Tak berhenti di situ, Jhon Kenedy juga mendatangi DPR RI di Jakarta, meminta agar Komisi terkait memanggil manajemen PT. Indo Tambangraya Megah (ITM) sebagai pemilik modal PT. NPR, agar mereka turun tangan menyelesaikan konflik dan membayar ganti rugi langsung kepada para pemilik lahan yang sah.

Tuntutan Pemilik Lahan

Melalui Lembaga Pemantau Kebijakan Publik (LPKP) Kalimantan Tengah, Jhon Kenedy dan para pemilik lahan mengajukan tuntutan sebagai berikut :

  1. Pembayaran ganti rugi/tali asih 190 Ha dibatalkan dan diulang, dengan melibatkan pemilik sah.
  2. Menuntut pengusutan hukum terhadap Kepala Desa Karendan dan Muara Pari, yang dinilai menerima uang bukan pada tempatnya.
  3. Mendesak PT. NPR membuka dokumen perjanjian, pengukuran, dan daftar penerima sah, untuk diverifikasi secara terbuka.
  4. Menolak keterlibatan pihak bernama Arif Syubahan, yang diduga memiliki kepentingan politik dan dapat menimbulkan konflik horizontal.
  5. Mengingatkan bahwa jika prosedur hukum tetap diabaikan, aktivitas PT. NPR di lapangan berpotensi dihentikan secara massa oleh masyarakat adat.

“Kami bukan mengancam, tapi memperingatkan.
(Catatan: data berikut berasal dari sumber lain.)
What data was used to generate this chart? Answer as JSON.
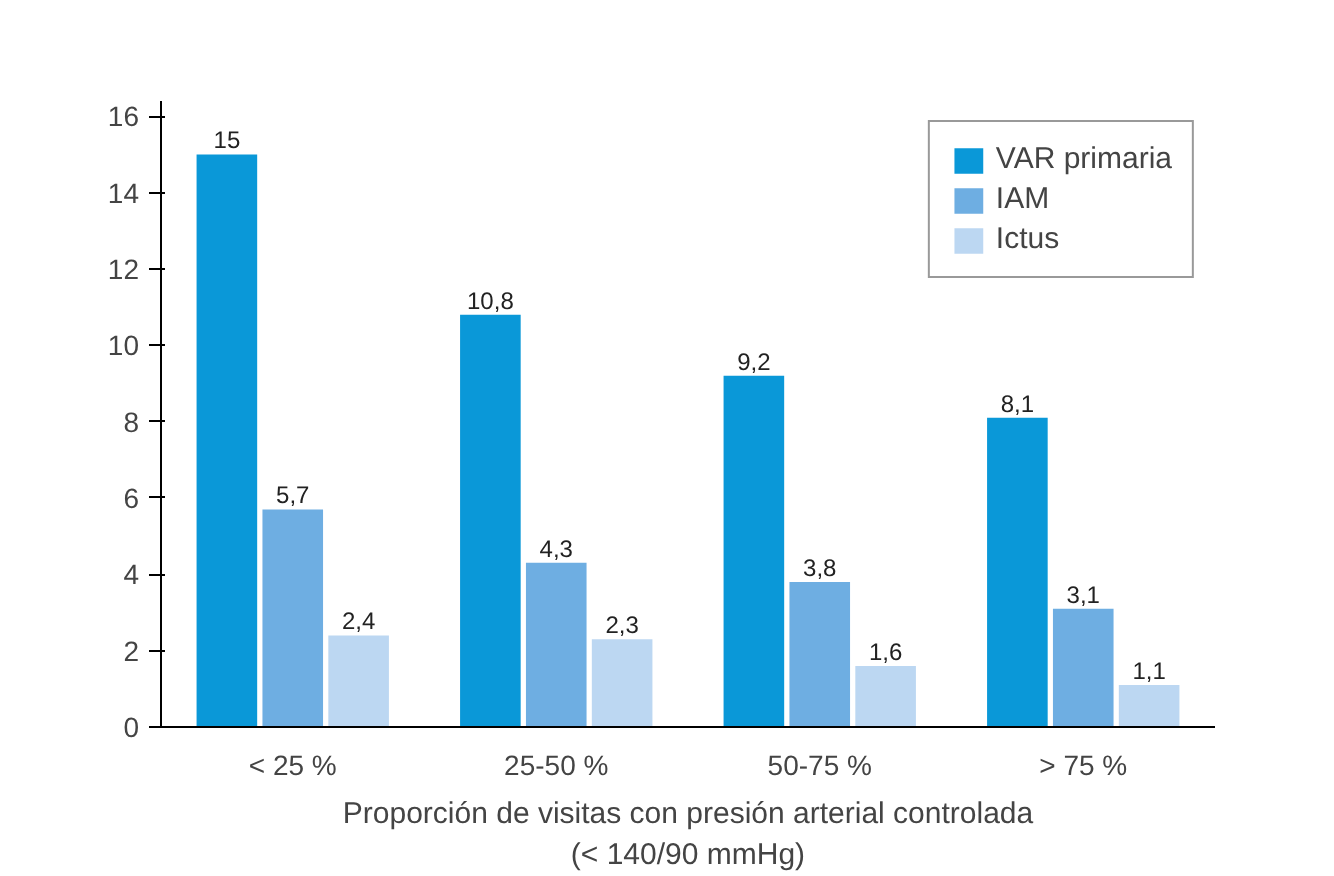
{
  "chart_data": {
    "type": "bar",
    "xlabel": "Proporción de visitas con presión arterial controlada\n(< 140/90 mmHg)",
    "categories": [
      "< 25 %",
      "25-50 %",
      "50-75 %",
      "> 75 %"
    ],
    "series": [
      {
        "name": "VAR primaria",
        "color": "#0a98d8",
        "values": [
          15,
          10.8,
          9.2,
          8.1
        ],
        "value_labels": [
          "15",
          "10,8",
          "9,2",
          "8,1"
        ]
      },
      {
        "name": "IAM",
        "color": "#6eaee2",
        "values": [
          5.7,
          4.3,
          3.8,
          3.1
        ],
        "value_labels": [
          "5,7",
          "4,3",
          "3,8",
          "3,1"
        ]
      },
      {
        "name": "Ictus",
        "color": "#bcd7f2",
        "values": [
          2.4,
          2.3,
          1.6,
          1.1
        ],
        "value_labels": [
          "2,4",
          "2,3",
          "1,6",
          "1,1"
        ]
      }
    ],
    "ylim": [
      0,
      16.4
    ],
    "yticks": [
      0,
      2,
      4,
      6,
      8,
      10,
      12,
      14,
      16
    ],
    "grid": false,
    "legend": "top right"
  }
}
Jika hak kami terus diinjak, jangan salahkan jika masyarakat turun langsung menghentikan tambang,” Tutup Jhon Kenedy.

Catatan Redaksi

Hingga berita ini diterbitkan, PT. NPR, Kapolres Barito Utara, dan kedua kepala desa terkait belum memberikan klarifikasi resmi atas tudingan tersebut.